= Ben Clopton =

American artist (1906–1987)

Benjamin Ashby Clopton Jr. (July 27, 1906 – November 19, 1987) was an American artist best known for his work on Walt Disney and Harman-Ising animated cartoons.

Clopton was the fourth child of Benjamin Ashby and Hannah Olivia (Eklund) Clopton. His parents married in 1897 in the Gallatin Valley of Montana and settled between Deep Creek and Grayson, near Townsend, Montana, in 1910, where the family owned a ranch and raised dryland wheat. He attended the University of Missoula in the mid-1920s.

Clopton left for California in January 1927 for what was supposed to be a few months. Instead, he was hired by Walt Disney for Winkler Pictures in February and began working under animator Ub Iwerks as an in-betweener. His first cartoon was the Alice Comedy, Alice's Three Bad Eggs. Clopton later worked on the Oswald the Lucky Rabbit series, directing six films after producer Charles Mintz persuaded him to leave Disney.

After Winkler's contract with Universal was revoked, Clopton took a job with Iwerks' studio, Animated Pictures Corp., until 1933, when Leon Schlesinger refused to renew Hugh Harman and Rudolf Ising's contract, started his own studio, and hired staff. Clopton was among the animators and his first film credit is on Buddy the Gob, released January 13, 1934. Clopton is credited on sixteen Schlesinger cartoons through 1936, when he left for Walter Lantz Productions. Clopton's name is on three cartoons released in 1937. His name appears for a final time on screen as an animator on Gulliver's Travels, released in 1939 by the Fleischer Studios.

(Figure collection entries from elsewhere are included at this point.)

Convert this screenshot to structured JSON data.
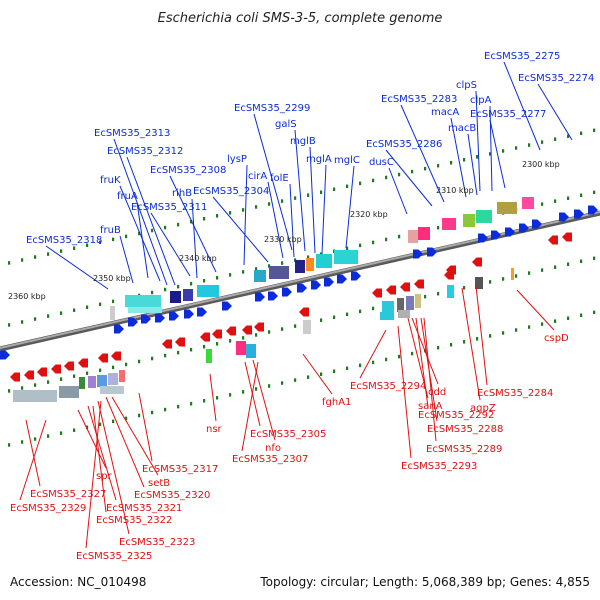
{
  "title": "Escherichia coli SMS-3-5, complete genome",
  "accession": "Accession: NC_010498",
  "topology": "Topology: circular; Length: 5,068,389 bp; Genes: 4,855",
  "colors": {
    "forward": "#0b2cd8",
    "reverse": "#e01010",
    "backbone": "#808080",
    "ticks": "#1f7a1f"
  },
  "kbp_labels": [
    "2360 kbp",
    "2350 kbp",
    "2340 kbp",
    "2330 kbp",
    "2320 kbp",
    "2310 kbp",
    "2300 kbp"
  ],
  "forward_genes": [
    "EcSMS35_2318",
    "fruB",
    "fruA",
    "fruK",
    "EcSMS35_2313",
    "EcSMS35_2312",
    "EcSMS35_2311",
    "rihB",
    "EcSMS35_2308",
    "lysP",
    "EcSMS35_2304",
    "cirA",
    "folE",
    "mglA",
    "mglB",
    "galS",
    "EcSMS35_2299",
    "mglC",
    "dusC",
    "EcSMS35_2286",
    "EcSMS35_2283",
    "macA",
    "macB",
    "clpS",
    "clpA",
    "EcSMS35_2277",
    "EcSMS35_2275",
    "EcSMS35_2274"
  ],
  "reverse_genes": [
    "EcSMS35_2327",
    "EcSMS35_2329",
    "spr",
    "EcSMS35_2321",
    "EcSMS35_2322",
    "EcSMS35_2323",
    "EcSMS35_2325",
    "EcSMS35_2320",
    "setB",
    "EcSMS35_2317",
    "nsr",
    "EcSMS35_2305",
    "nfo",
    "EcSMS35_2307",
    "fghA1",
    "EcSMS35_2294",
    "sanA",
    "cdd",
    "EcSMS35_2292",
    "EcSMS35_2288",
    "EcSMS35_2289",
    "EcSMS35_2293",
    "aqpZ",
    "EcSMS35_2284",
    "cspD"
  ]
}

Clopton returned to California and worked at Disney with his brother John before they were inducted into the United States Army in April 1942. He was divorced in 1945 by his wife Sylvia Lamarr, stand-in for Hedy Lamarr and Joan Crawford. A wire service report made no mention of his animation career, instead stating he was a rancher. She testified at her divorce trial "He kept a loaded rifle around the house. He used to shoot holes in the ceiling. It made me very nervous".

He was living in Santa Monica, California, at the time of his mother's death in 1966 but re-settled back home in Townsend, Montana, where he died in 1987.